Calculating wire diameter for maximum current

When selecting wire diameter we usually lok for cross reference tables where you can find recommended wire diameter for maximum current drive. But sometimes may be more useful to calculate by formula than look in to the tables. This way you can have more accurate results. There is nothing new just simple physics.

Wire resistance (Ω)is calculated as follows:

R = ρ·l/S or R = (1.27·ρ·l )/d²;

Where ρ – resistivity of material (Ω·m), found in tables, l – wire length (m), S – cross selection area(m²), d – wire diameter (m). According to this we can calculate wire length, when other parameters are known:

l = R·S/ρ or l = (0.785·R·d²)/ρ

Cross selection area can by found as follows: S=0.785·d^2.

Wire resistance depends on temperature. Lets say R₂ is resistance for temperature t₂ and R₁ is for t₁(usually t1 = 18°C), then:

R₂=R₁·(1+α·(t₂-t₁))

Where α – temperature coefficient (K^-1).

Lets say that maximum current for cross selection area is marked as Δ (A/mm²), then maximal current can be found I=0.785·Δ·d². Needed diameter can be found by formula(√ – square root symbol):

d=√((1.27·I)/Δ)

So if allowed load is Δ=2A/mm², then d=0.8√I.

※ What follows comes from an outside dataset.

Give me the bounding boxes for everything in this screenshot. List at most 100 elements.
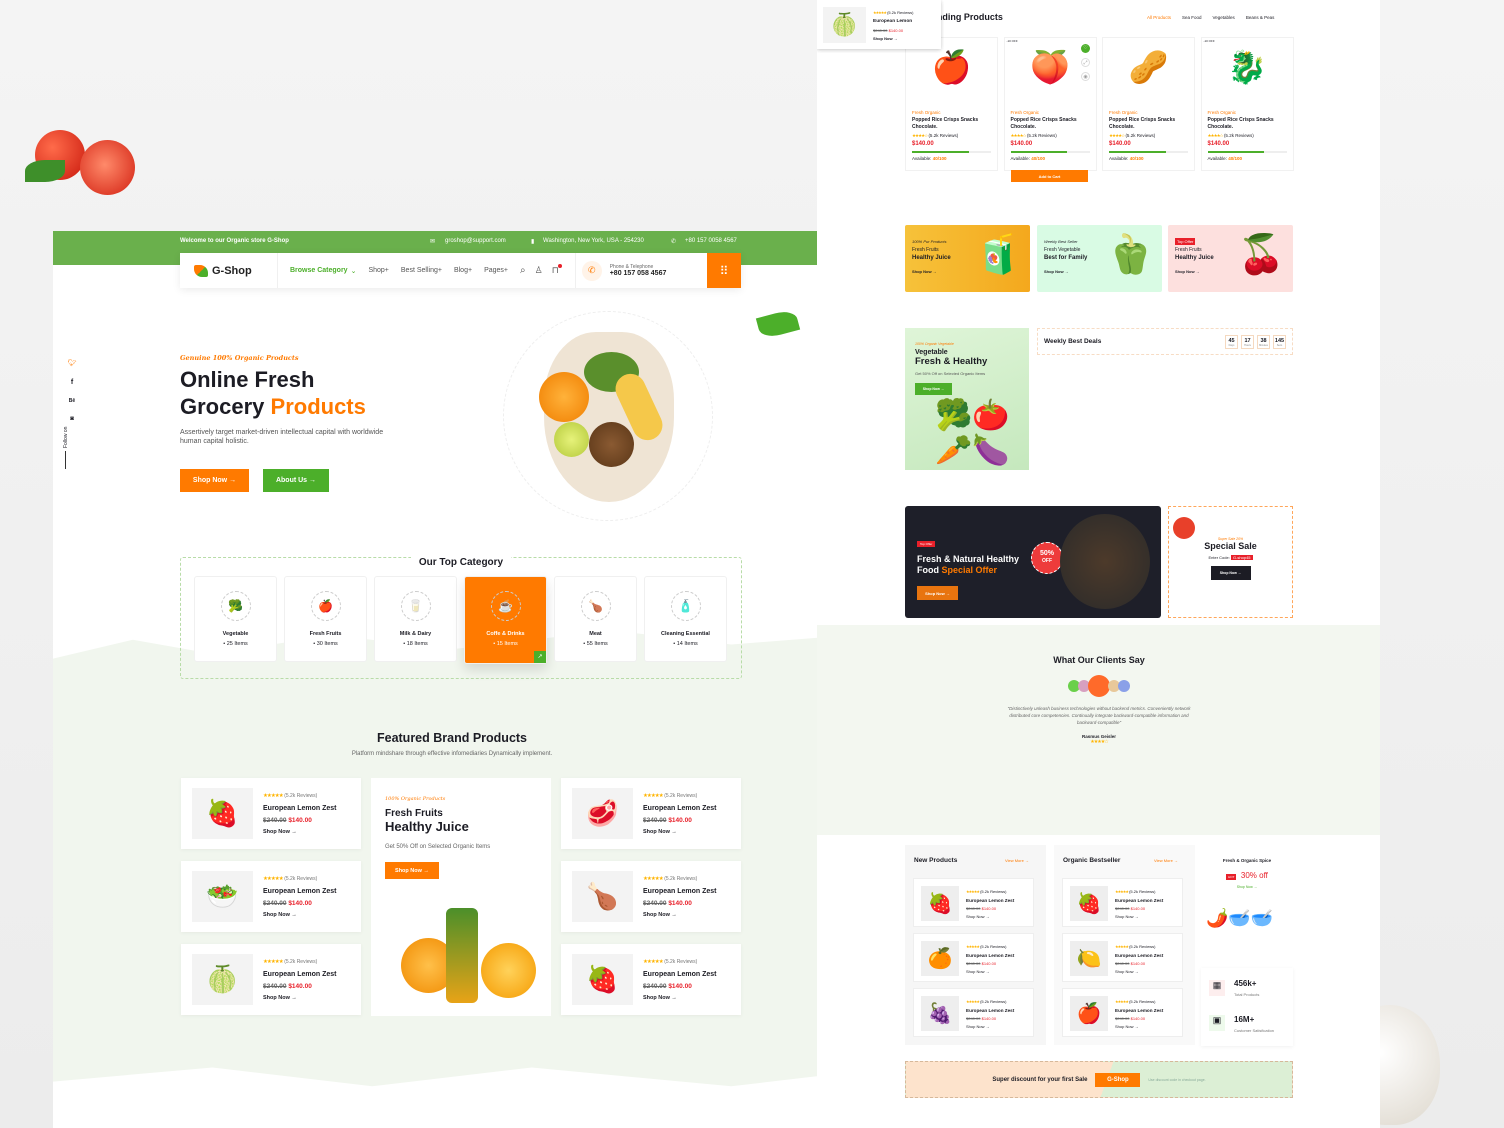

If diameter is les than 0.2mm, then melting current can be calculated by formula:

I_m=(d-0.005)/k

where k – coefficient (k_copper=0.034; k_nickel=0.07; k_iron=0.127). Then diameter would be : d=k·I_m+0.005. This formula may be used when calculating fuses.

For example, if we need fuse that melts at 5A, then copper wire diameter would be d_5A=0.034·5+0.005=0.175mm.